The omnipresence of this spice is astonishing; you find it conveniently packed and ready to use everywhere you turn; airline meals, the fast food drive through, packaged lunches, fine dining establishments, outdoor concerts, hotel meeting rooms, cafeterias, gas stations and truck stop joints.
Imaging requesting pepper for your salad at a restaurant and the waiter, saying, “I am sorry ma’am, we are out of pepper”. Unthinkable!
We have come to expect our provision of pepper to be replenished everywhere we go; it is one of our inherent rights. Watch the chaos develop if a restaurant runs out of pepper for its customers during lunch hour!
This isn’t the first time in history that pepper has captivated the masses. This little black seed has been used to pay taxes, wages, rent, bribes, dowries, ransoms and its value as a commodity has been the impetus for ocean voyages and wars.
Pepper And Its Goodness
It is the Emperor of digestive aids. As one of natures’ strongest digestive stimulants, let’s see how many belly complaints we can think of in which pepper bolsters the healing process: bloating, belching, burping, farting, constipation, distension, indigestion, nausea, stomach ache, stomach cramps, what else?
Pepper stimulates gastric juices the help with the digestion of rich foods. Blue cheese dressing? Add pepper. Cream filled clam chowder? Add pepper. Rich hollandaise sauce or fish and chips with tartar sauce? Definitely add pepper.
The standard American diet tends to be overloaded with an excess of poor quality meat, denatured oil, sugar, unhealthy salt, not to even mention all the pesticides, chemicals, food preservatives and dyes. Think of pepper as a first aid remedy for the standard American diet.
Pepper’s pungent and heating nature facilitates dispersal of nutrients throughout the body. It also resolves mucus, drains chronic sinus congestion and helps you to digest and absorb what you consume.
My book, The Herbal Kitchen is full of recipes that include pepper so it can infiltrate your food in a myriad of creative ways.

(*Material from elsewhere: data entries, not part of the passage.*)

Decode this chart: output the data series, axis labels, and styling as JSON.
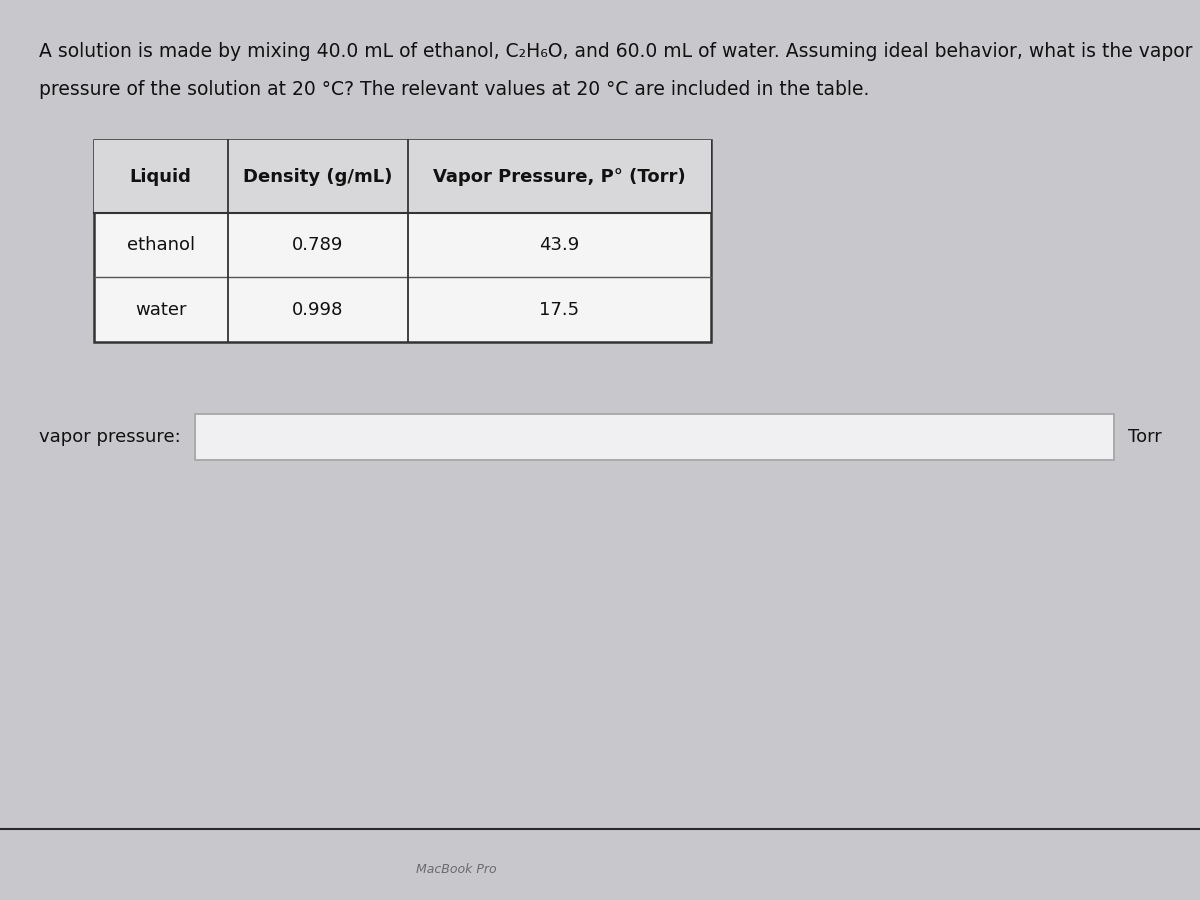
{
  "problem_text_line1": "A solution is made by mixing 40.0 mL of ethanol, C₂H₆O, and 60.0 mL of water. Assuming ideal behavior, what is the vapor",
  "problem_text_line2": "pressure of the solution at 20 °C? The relevant values at 20 °C are included in the table.",
  "table_headers": [
    "Liquid",
    "Density (g/mL)",
    "Vapor Pressure, P° (Torr)"
  ],
  "table_rows": [
    [
      "ethanol",
      "0.789",
      "43.9"
    ],
    [
      "water",
      "0.998",
      "17.5"
    ]
  ],
  "answer_label": "vapor pressure:",
  "answer_unit": "Torr",
  "screen_bg": "#c8c8cc",
  "panel_bg": "#e8e8ea",
  "panel_border": "#aaaaaa",
  "table_header_bg": "#d8d8da",
  "table_bg": "#f5f5f5",
  "input_box_bg": "#f0f0f2",
  "input_box_border": "#aaaaaa",
  "black_bar_color": "#111111",
  "macbook_text_color": "#444444",
  "macbook_text": "MacBook Pro",
  "text_color": "#111111",
  "font_size_problem": 13.5,
  "font_size_table_header": 13,
  "font_size_table_data": 13,
  "font_size_answer": 13,
  "font_size_unit": 13,
  "font_size_macbook": 9
}
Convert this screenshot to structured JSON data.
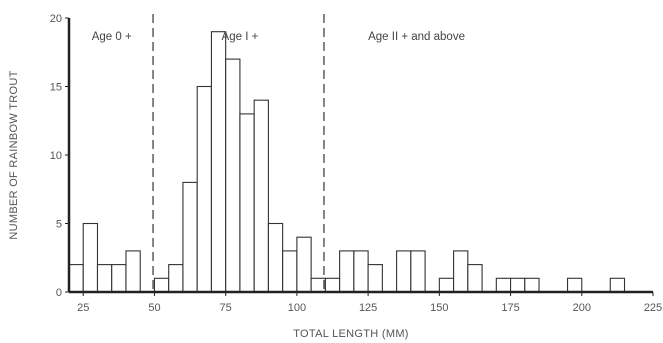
{
  "chart_data": {
    "type": "bar",
    "xlabel": "TOTAL LENGTH (MM)",
    "ylabel": "NUMBER OF RAINBOW TROUT",
    "xlim": [
      20,
      225
    ],
    "ylim": [
      0,
      20
    ],
    "xticks": [
      25,
      50,
      75,
      100,
      125,
      150,
      175,
      200,
      225
    ],
    "yticks": [
      0,
      5,
      10,
      15,
      20
    ],
    "bin_width": 5,
    "bins": [
      {
        "x": 20,
        "value": 2
      },
      {
        "x": 25,
        "value": 5
      },
      {
        "x": 30,
        "value": 2
      },
      {
        "x": 35,
        "value": 2
      },
      {
        "x": 40,
        "value": 3
      },
      {
        "x": 50,
        "value": 1
      },
      {
        "x": 55,
        "value": 2
      },
      {
        "x": 60,
        "value": 8
      },
      {
        "x": 65,
        "value": 15
      },
      {
        "x": 70,
        "value": 19
      },
      {
        "x": 75,
        "value": 17
      },
      {
        "x": 80,
        "value": 13
      },
      {
        "x": 85,
        "value": 14
      },
      {
        "x": 90,
        "value": 5
      },
      {
        "x": 95,
        "value": 3
      },
      {
        "x": 100,
        "value": 4
      },
      {
        "x": 105,
        "value": 1
      },
      {
        "x": 110,
        "value": 1
      },
      {
        "x": 115,
        "value": 3
      },
      {
        "x": 120,
        "value": 3
      },
      {
        "x": 125,
        "value": 2
      },
      {
        "x": 135,
        "value": 3
      },
      {
        "x": 140,
        "value": 3
      },
      {
        "x": 150,
        "value": 1
      },
      {
        "x": 155,
        "value": 3
      },
      {
        "x": 160,
        "value": 2
      },
      {
        "x": 170,
        "value": 1
      },
      {
        "x": 175,
        "value": 1
      },
      {
        "x": 180,
        "value": 1
      },
      {
        "x": 195,
        "value": 1
      },
      {
        "x": 210,
        "value": 1
      }
    ],
    "dividers": [
      49.5,
      109.5
    ],
    "regions": [
      {
        "label": "Age 0 +",
        "x": 35
      },
      {
        "label": "Age I +",
        "x": 80
      },
      {
        "label": "Age II + and above",
        "x": 142
      }
    ],
    "grid": false,
    "legend": "none"
  }
}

Some of the suggestions for using pepper that you will find in The Herbal Kitchen are:
– Add one quarter teaspoon of pepper and one teaspoon of honey to one cup of hot water and drink it to get rid of a cough.
– Make a pepper thyme honey to disperse lung mucus and assist poor circulation.

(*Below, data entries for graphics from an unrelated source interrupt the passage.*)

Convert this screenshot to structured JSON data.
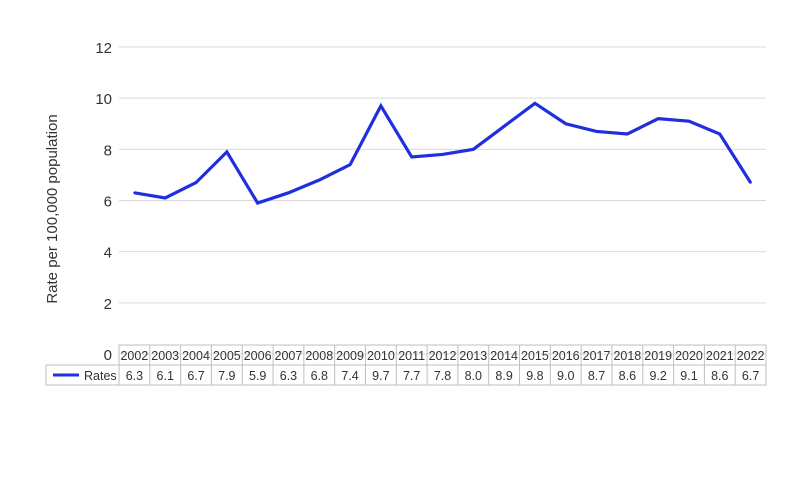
{
  "chart_data": {
    "type": "line",
    "title": "",
    "ylabel": "Rate per 100,000 population",
    "xlabel": "",
    "ylim": [
      0,
      12
    ],
    "yticks": [
      0,
      2,
      4,
      6,
      8,
      10,
      12
    ],
    "grid": true,
    "legend_position": "bottom-left (data table)",
    "line_color": "#1f2fe0",
    "categories": [
      "2002",
      "2003",
      "2004",
      "2005",
      "2006",
      "2007",
      "2008",
      "2009",
      "2010",
      "2011",
      "2012",
      "2013",
      "2014",
      "2015",
      "2016",
      "2017",
      "2018",
      "2019",
      "2020",
      "2021",
      "2022"
    ],
    "series": [
      {
        "name": "Rates",
        "values": [
          6.3,
          6.1,
          6.7,
          7.9,
          5.9,
          6.3,
          6.8,
          7.4,
          9.7,
          7.7,
          7.8,
          8.0,
          8.9,
          9.8,
          9.0,
          8.7,
          8.6,
          9.2,
          9.1,
          8.6,
          6.7
        ],
        "labels": [
          "6.3",
          "6.1",
          "6.7",
          "7.9",
          "5.9",
          "6.3",
          "6.8",
          "7.4",
          "9.7",
          "7.7",
          "7.8",
          "8.0",
          "8.9",
          "9.8",
          "9.0",
          "8.7",
          "8.6",
          "9.2",
          "9.1",
          "8.6",
          "6.7"
        ]
      }
    ]
  }
}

– Use pepper ghee to improve weak digestion and put pepper in your culinary oils to enhance the assimilation of nutrients in meat dishes.

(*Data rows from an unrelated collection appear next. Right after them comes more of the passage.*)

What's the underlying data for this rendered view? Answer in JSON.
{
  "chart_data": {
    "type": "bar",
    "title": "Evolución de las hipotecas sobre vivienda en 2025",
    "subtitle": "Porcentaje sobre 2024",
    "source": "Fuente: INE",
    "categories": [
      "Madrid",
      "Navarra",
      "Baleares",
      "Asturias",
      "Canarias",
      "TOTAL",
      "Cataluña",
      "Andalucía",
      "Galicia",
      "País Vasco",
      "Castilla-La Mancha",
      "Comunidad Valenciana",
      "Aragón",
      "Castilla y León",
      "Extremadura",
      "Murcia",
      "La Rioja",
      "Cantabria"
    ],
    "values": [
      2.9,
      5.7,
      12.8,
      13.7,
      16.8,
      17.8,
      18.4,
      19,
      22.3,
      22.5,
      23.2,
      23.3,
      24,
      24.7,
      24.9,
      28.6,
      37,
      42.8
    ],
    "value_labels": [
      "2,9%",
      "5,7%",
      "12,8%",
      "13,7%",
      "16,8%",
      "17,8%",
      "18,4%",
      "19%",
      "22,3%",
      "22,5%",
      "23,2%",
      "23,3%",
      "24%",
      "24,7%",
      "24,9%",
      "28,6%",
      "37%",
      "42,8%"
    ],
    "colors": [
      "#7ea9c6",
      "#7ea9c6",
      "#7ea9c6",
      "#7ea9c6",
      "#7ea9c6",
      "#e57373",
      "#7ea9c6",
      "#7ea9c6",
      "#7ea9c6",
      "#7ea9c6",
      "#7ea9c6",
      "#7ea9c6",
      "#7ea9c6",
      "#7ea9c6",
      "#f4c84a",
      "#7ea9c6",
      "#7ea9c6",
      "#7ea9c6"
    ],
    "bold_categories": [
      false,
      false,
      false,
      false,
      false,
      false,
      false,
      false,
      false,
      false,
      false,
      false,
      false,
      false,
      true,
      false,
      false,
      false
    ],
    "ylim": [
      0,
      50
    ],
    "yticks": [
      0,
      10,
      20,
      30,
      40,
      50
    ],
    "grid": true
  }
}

You probably already use pepper, now you know more about why you do. Here is a quick tea for you to try when you get an annoying cough this winter.
Black Pepper Honey Tea for Coughs
– 1 cup water
– 1/4 teaspoon ground black pepper
– 1 teaspoon honey
1. Put water and pepper into a pot with the lid on.
2. Bring water and pepper to a boil and then turn off the heat and let sit for one hour.